In general, I'm not one to talk about my pains, physical. or events, accidents.
the terms, I see, are used in general, for attention seeking, or sympathy.
I seek out neither.
but this, its more as if a story to me, that I read, I got to the end, but I don't understand.
well into my ride, on the cx bike, down the rolling hill, off the Belmont Plateau. Fast, thru the grass, sitting back skipping along. My front tire sank, into a hidden hole, the ones that I know litter the park. That dread, my hands on the bars, gravity rolling clock wise forward, the center of the pin, my crank and me soon, quite quick, reached the ground. Forehead. a bit tucked, ear turned under my right shoulder. I slammed
Stopped. I turned, stretched out, air came in, my eyes were open, I had vision. Sensation. No pain.
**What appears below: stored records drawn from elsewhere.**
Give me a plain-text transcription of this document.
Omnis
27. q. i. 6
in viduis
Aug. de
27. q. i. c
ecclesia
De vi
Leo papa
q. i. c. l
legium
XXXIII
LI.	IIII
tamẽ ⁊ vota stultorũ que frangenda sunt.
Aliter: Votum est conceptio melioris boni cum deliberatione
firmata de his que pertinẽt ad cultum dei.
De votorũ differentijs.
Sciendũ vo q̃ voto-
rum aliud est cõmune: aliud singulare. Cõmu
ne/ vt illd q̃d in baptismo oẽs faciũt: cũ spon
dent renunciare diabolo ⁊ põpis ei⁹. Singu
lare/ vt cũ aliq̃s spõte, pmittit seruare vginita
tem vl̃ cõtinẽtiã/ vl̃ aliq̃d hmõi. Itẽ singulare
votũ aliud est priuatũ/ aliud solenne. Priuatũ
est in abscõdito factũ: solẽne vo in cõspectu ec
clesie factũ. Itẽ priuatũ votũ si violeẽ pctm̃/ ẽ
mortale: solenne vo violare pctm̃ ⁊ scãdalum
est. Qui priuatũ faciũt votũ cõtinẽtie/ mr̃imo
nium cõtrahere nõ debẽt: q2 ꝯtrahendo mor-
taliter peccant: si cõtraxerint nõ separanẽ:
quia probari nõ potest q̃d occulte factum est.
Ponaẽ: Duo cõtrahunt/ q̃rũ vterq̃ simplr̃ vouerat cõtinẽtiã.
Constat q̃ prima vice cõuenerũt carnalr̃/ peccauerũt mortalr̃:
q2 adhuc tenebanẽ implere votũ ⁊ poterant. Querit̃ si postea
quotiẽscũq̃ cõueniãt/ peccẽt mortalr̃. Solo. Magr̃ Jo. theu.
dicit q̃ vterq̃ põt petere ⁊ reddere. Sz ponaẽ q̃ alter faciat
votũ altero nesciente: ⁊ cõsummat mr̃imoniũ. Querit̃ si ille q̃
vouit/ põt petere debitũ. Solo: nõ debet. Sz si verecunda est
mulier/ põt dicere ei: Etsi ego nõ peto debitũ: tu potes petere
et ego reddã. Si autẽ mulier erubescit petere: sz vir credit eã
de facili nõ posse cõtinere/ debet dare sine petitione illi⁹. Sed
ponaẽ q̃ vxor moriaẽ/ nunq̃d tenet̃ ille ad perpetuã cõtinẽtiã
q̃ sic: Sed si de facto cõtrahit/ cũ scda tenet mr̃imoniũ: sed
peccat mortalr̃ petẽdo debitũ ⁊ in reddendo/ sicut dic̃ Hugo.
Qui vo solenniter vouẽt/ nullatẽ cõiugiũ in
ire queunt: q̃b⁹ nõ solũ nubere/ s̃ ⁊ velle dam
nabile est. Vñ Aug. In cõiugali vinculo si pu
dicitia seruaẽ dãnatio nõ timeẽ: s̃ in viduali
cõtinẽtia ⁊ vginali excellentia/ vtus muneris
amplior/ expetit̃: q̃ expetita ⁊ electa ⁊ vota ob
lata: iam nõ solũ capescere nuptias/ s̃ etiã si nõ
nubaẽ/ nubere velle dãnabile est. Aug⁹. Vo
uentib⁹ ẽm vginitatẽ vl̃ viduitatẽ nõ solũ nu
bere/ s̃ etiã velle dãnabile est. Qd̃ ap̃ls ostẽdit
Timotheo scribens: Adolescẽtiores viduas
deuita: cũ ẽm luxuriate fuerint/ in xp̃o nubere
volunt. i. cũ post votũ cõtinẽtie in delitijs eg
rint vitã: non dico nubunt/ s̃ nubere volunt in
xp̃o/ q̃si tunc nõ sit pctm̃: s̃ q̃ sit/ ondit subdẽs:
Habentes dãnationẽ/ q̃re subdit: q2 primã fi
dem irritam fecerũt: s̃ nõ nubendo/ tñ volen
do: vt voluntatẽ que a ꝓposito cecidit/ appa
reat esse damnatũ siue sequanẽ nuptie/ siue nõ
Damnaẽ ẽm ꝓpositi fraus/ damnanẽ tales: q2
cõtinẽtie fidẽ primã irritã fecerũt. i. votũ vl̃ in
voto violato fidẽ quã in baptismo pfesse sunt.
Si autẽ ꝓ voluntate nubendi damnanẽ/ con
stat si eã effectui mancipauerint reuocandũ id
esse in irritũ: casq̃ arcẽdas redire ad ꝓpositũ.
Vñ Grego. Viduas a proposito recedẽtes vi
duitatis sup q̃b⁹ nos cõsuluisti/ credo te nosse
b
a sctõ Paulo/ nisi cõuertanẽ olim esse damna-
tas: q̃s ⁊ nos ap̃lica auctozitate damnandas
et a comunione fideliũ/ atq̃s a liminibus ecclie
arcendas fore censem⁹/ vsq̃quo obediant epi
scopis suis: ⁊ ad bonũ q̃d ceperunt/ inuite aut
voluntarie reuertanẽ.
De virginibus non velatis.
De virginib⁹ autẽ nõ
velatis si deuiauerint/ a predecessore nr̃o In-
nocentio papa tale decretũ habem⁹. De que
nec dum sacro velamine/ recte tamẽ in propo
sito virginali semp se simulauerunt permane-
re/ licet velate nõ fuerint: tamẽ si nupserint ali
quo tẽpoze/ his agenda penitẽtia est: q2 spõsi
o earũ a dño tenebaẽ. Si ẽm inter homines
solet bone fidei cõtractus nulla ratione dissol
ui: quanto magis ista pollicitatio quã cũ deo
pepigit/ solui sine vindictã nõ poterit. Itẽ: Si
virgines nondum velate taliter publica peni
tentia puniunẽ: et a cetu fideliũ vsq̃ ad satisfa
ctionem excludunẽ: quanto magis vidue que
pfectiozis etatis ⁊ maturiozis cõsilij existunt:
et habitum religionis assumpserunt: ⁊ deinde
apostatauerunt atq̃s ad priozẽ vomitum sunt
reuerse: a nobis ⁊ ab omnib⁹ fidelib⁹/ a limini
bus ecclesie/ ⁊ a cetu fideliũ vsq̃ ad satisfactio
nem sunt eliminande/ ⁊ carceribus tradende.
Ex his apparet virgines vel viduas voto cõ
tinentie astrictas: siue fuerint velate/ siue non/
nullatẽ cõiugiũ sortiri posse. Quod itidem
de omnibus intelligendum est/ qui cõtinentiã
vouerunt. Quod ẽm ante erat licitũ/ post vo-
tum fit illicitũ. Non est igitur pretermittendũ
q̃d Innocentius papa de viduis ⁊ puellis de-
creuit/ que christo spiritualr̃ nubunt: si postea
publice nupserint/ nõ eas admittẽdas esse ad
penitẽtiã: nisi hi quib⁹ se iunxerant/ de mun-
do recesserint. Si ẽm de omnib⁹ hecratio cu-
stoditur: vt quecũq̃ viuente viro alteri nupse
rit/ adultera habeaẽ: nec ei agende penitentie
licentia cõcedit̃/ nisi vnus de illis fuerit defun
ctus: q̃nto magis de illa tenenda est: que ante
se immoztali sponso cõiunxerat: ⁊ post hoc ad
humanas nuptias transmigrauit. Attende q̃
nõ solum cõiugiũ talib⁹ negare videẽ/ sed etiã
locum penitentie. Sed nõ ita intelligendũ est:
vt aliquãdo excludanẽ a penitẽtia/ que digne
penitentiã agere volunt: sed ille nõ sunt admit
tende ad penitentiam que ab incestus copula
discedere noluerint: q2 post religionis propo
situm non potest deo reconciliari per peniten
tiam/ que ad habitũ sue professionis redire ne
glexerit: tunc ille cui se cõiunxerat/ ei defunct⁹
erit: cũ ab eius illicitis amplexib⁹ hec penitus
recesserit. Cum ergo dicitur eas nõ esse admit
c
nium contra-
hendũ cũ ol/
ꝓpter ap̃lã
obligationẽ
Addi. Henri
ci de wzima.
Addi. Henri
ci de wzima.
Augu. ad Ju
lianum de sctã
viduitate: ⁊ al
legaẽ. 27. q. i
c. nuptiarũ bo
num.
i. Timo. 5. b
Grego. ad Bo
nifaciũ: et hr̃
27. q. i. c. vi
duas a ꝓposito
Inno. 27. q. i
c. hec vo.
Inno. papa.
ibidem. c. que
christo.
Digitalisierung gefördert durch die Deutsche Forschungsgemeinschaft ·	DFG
I turned much like in bed at night, onto my back, to stare up a bit and think.
All seems well. no pain. my neck works, my teeth all seem to still be in my jaw. no taste of blood.
I stood, not like a knocked down boxer. Like a liberian, after putting a book onto a bottom shelf, and the next goes up higher. My legs held, no twitch, no buckle.
Over, a bit across the grass and small group sat on a blanket, "you OK?"
I waved my right hand. the thumb unsure, pointed down, then up "I'm fine", ...... am I? I left it at that.
the bike, fine, my ear buds, popped outta my ears dangled free. I rinsed with the water bottle.
stood in the shade of the trees, my back felt better, I felt better than before.
so I just got on, rode on.
I could of sat for a while, if the window opened all the better.
I took only a few seconds, a glance about, and a photo or two.
cheers, I think I'm alive, still... d.